Dokładnie. Jak pokazały ostatnie zebrania w Chemiku to specjalistką w obrażaniu i nazywaniu nas złodziejami jest Pani Prezes. Nie ma to jak mierzyć wszystkich swoją miarą. Najlepiej by było jak by w końcu przedstawiła swoją drogę zawodową zanim trafiła do Spółdzielni. Rozjaśniło by się wtedy nam wszystkim dlaczego wg niej każdy to złodziej.
Podejrzewam, że ta praca nie jest szczytem marzeń (pracodawca)
I tu Cię zaskoczę. Jest to jedyne miejsce pracy w naszej okolicy, w którym młodzi pracownicy dostają w prezencie od Zarządu mieszkanka. najpierw na warunkach tzw. lokatorskich. Jak wygląda później sprawa tych mieszkań nie wiem. Nie wiem czy stają się własnościowe czy nie.
Tak więc jakiej miny by nie miały pracujące tam damy to wiesz... muszą odrobić.
Taka mała sekta i właśnie to oni są złodziejami.
Dlaczego nas okradają ? Bo im na to pozwalamy. I to już jest wałkowane do bólu. Ludzie nie chodzą na zebrania. Narzekają a nie pójdą się wypowiedzieć, zagłosować... Normalnie ciemnogród jakiś. Zwykłe zacofanie, wycofanie, myślenie, że ktoś załatwi coś za nich. Kompletnie nic nie rozumieją albo nie chcą. Może czas w końcu ruszyć cztery litery z kanapy i zrobić coś dla siebie i innych przy okazji.
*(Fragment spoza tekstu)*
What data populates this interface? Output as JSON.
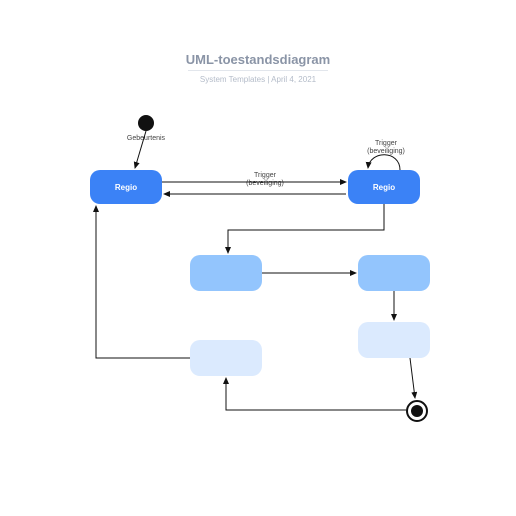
{
  "header": {
    "title": "UML-toestandsdiagram",
    "subtitle": "System Templates  |  April 4, 2021"
  },
  "nodes": {
    "initial_label": "Gebeurtenis",
    "regio_left": "Regio",
    "regio_right": "Regio"
  },
  "edges": {
    "trigger_top": "Trigger",
    "guard_top": "(beveiliging)",
    "trigger_self": "Trigger",
    "guard_self": "(beveiliging)"
  }
}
Społeczeństwo 50+, które dostało mieszkanka z zakładów, starsi w większości będący na emeryturkach zakładowych czyli niemałych. Cóż im brakuje. Póki starcza to płacą. Co zaś mamy powiedzieć my młodzi, którzy żyjemy na kredycie na mieszkanie i to na całe życie. Nikt nam niczego nie dał a odbiera sie nam za to swobodę mieszkania w lokalu , za który płacić będziemy całe życie . Nie nie przychodzą Ci nie zadowoleni a frekwencją biją nas na głowę sami zadowolenia z mieszkania w zasobach jakże fantastycznej Spółdzielni.
W tym tempie kombinowania aby z nas zedrzeć kasę, obawiam się, że jak spłacimy z mężem hipotekę to i tak nie będzie stać nas nas na czynsz.